Por que o código gerado por IA precisa de revisão humana (e por que isso é ótimo)
Por Que o Código Gerado por IA Precisa de Revisão Humana (E Por Que Isso é Normal)
O desenvolvimento de software está mudando rápido. Ferramentas como Claude e ChatGPT transformam uma ideia em código rodando em dias, não semanas. Você descreve o que quer, aprova as mudanças, ajusta e lança. Isso acelera tudo de verdade.
Mas tem um porém.
Recentemente, revisei um código feito assim: uma ferramenta interna simples, nada crítico, mas típica do que muita gente entrega em 2024. Não era nada de AI "maluca". Eram 28 problemas comuns, a maioria ligados a segurança, do tipo que a OWASP Top 10 lista há 20 anos.
Não é sobre IA ser perigosa. É sobre como a velocidade de criar features pode ignorar o planejamento que evita dores de cabeça.
O Problema Não é a IA, é o Que Você Não Perguntou
O código era sólido. Arquitetura lógica, componentes bem divididos, bibliotecas certas. Se eu fizesse algo parecido num fim de semana, ficaria igual à primeira vista.
A falha está no planejamento inicial. Antes da primeira linha.
IA faz exatamente o que você manda. "Crie um sistema de usuários", e pronto. Mas não pergunta: quem acessa isso? Quais dados são sensíveis?

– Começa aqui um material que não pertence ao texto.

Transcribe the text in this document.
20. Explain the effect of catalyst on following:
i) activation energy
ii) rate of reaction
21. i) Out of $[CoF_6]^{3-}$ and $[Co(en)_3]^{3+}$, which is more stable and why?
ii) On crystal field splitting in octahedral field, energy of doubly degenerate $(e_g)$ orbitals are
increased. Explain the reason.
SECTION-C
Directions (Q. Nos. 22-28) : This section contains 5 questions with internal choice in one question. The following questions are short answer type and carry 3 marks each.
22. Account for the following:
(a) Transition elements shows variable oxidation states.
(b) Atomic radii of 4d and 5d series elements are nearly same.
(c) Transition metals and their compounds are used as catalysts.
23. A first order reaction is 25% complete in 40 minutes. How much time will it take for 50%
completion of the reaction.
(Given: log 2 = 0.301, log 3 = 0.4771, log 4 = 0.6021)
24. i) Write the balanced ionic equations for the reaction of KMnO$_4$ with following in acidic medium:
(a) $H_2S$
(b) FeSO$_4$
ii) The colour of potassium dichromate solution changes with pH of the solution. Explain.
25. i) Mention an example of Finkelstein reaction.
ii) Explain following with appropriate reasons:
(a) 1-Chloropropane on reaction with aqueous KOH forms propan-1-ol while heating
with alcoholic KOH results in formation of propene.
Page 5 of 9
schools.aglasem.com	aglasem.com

Onde fica a autenticação? E se burlarem o frontend?
Ela entrega a feature. Não o design seguro que te deixa tranquilo.
Exemplo Claro: Função Admin Sem Proteção
Imagine uma função serverless para admins: criar usuários, resetar senhas, apagar contas. Básico. A equipe guardou credenciais no server, sem expor no browser. Acertaram nisso.
Mas sem checagem de autenticação.
Zero. Qualquer um abria DevTools, via o endpoint e mandava um POST para bagunçar tudo.

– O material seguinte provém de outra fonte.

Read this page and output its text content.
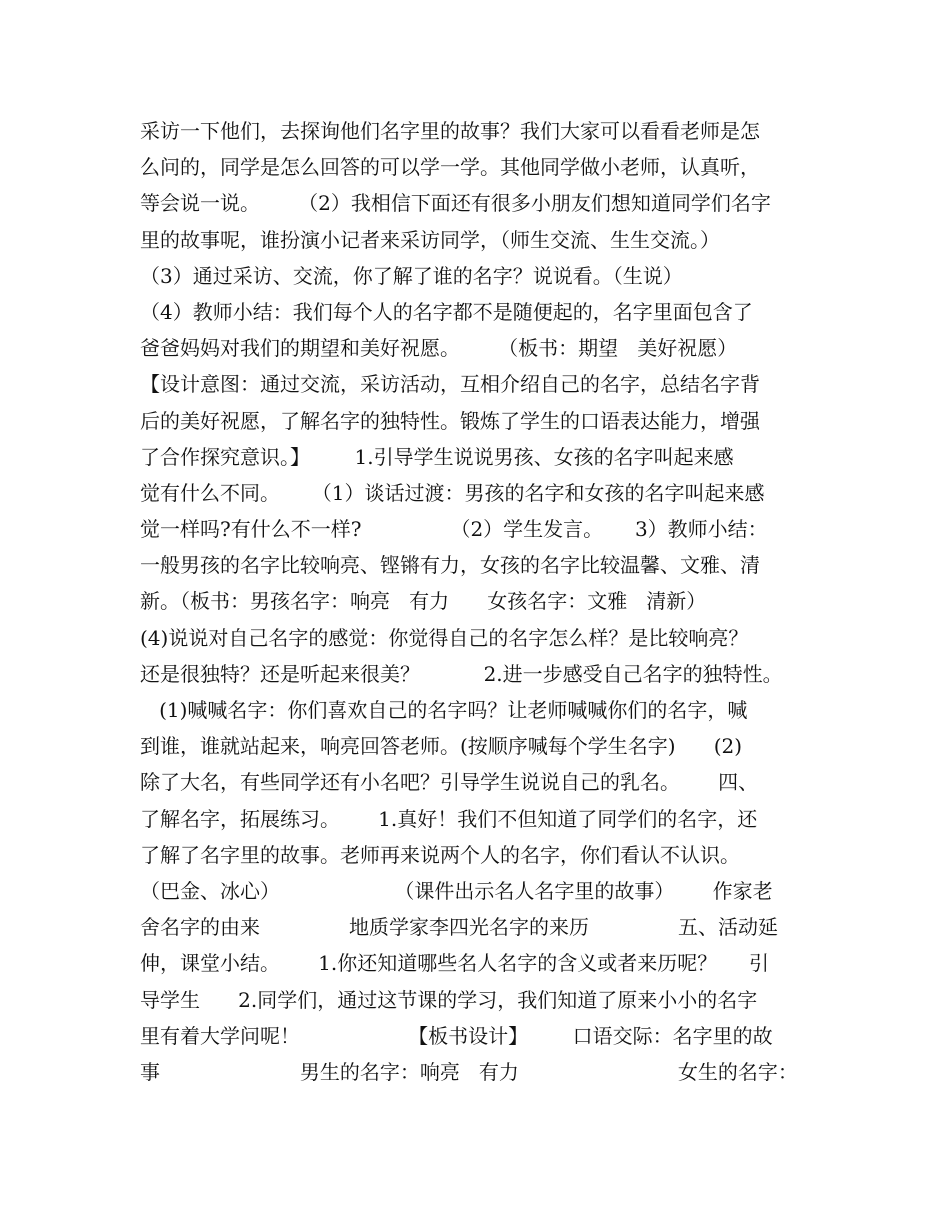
采访一下他们，去探询他们名字里的故事？我们大家可以看看老师是怎
么问的，同学是怎么回答的可以学一学。其他同学做小老师，认真听，
等会说一说。      （2）我相信下面还有很多小朋友们想知道同学们名字
里的故事呢，谁扮演小记者来采访同学，（师生交流、生生交流。）
（3）通过采访、交流，你了解了谁的名字？说说看。（生说）
（4）教师小结：我们每个人的名字都不是随便起的，名字里面包含了
爸爸妈妈对我们的期望和美好祝愿。      （板书：期望   美好祝愿）
【设计意图：通过交流，采访活动，互相介绍自己的名字，总结名字背
后的美好祝愿，了解名字的独特性。锻炼了学生的口语表达能力，增强
了合作探究意识。】       1.引导学生说说男孩、女孩的名字叫起来感
觉有什么不同。     （1）谈话过渡：男孩的名字和女孩的名字叫起来感
觉一样吗?有什么不一样?              （2）学生发言。     3）教师小结：
一般男孩的名字比较响亮、铿锵有力，女孩的名字比较温馨、文雅、清
新。（板书：男孩名字：响亮   有力      女孩名字：文雅   清新）
(4)说说对自己名字的感觉：你觉得自己的名字怎么样？是比较响亮？
还是很独特？还是听起来很美？          2.进一步感受自己名字的独特性。
(1)喊喊名字：你们喜欢自己的名字吗？让老师喊喊你们的名字，喊
到谁，谁就站起来，响亮回答老师。(按顺序喊每个学生名字)      (2)
除了大名，有些同学还有小名吧？引导学生说说自己的乳名。      四、
了解名字，拓展练习。      1.真好！我们不但知道了同学们的名字，还
了解了名字里的故事。老师再来说两个人的名字，你们看认不认识。
（巴金、冰心）                  （课件出示名人名字里的故事）      作家老
舍名字的由来              地质学家李四光名字的来历              五、活动延
伸，课堂小结。      1.你还知道哪些名人名字的含义或者来历呢？     引
导学生      2.同学们，通过这节课的学习，我们知道了原来小小的名字
里有着大学问呢！                 【板书设计】       口语交际：名字里的故
事                      男生的名字：响亮   有力                         女生的名字：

No frontend, tinha checagem que escondia o botão de não-admins. Parecia seguro. Mas era ilusão — segurança na interface não vale nada.
Clássico bypass de autorização, na lista de vulnerabilidades desde 2003. A IA não viu porque o prompt foi "crie função para admins criarem usuários". Ela fez. Sem dizer "só admins", permitiu todos.
Lições chave: IA não adivinha o que você esqueceu.
Banco de Dados Seguro no Papel
Outro caso comum. Seu banco tem row-level security (RLS) para limitar acesso por usuário. Ótimo para APIs com chaves no JS.
Um dev pediu multiusuário à IA. Ela criou tabelas novas com RLS certinho. Perfeito.
Mas as cinco tabelas antigas, com dados reais? Ignoradas. RLS talvez ativado, talvez não. A migração não tocou nelas.
Roda npm run db:push em infra nova e as velhas ficam expostas a qualquer um com a URL da API.
IA não errou. Foi incompleta. Resolveu o pedido estreito, sem questionar o resto.
Como Aplicar Isso no Dia a Dia
Não é contra usar IA. Velocidade conta. Mas exige revisão humana nas decisões de arquitetura, além da sintaxe.
O que funciona:
Crie checklist de segurança antes. Pergunte: quem chama esse endpoint? E se chamarem sem permissão? Dados abertos ao mundo? Todas tabelas com RLS? Documente suposições.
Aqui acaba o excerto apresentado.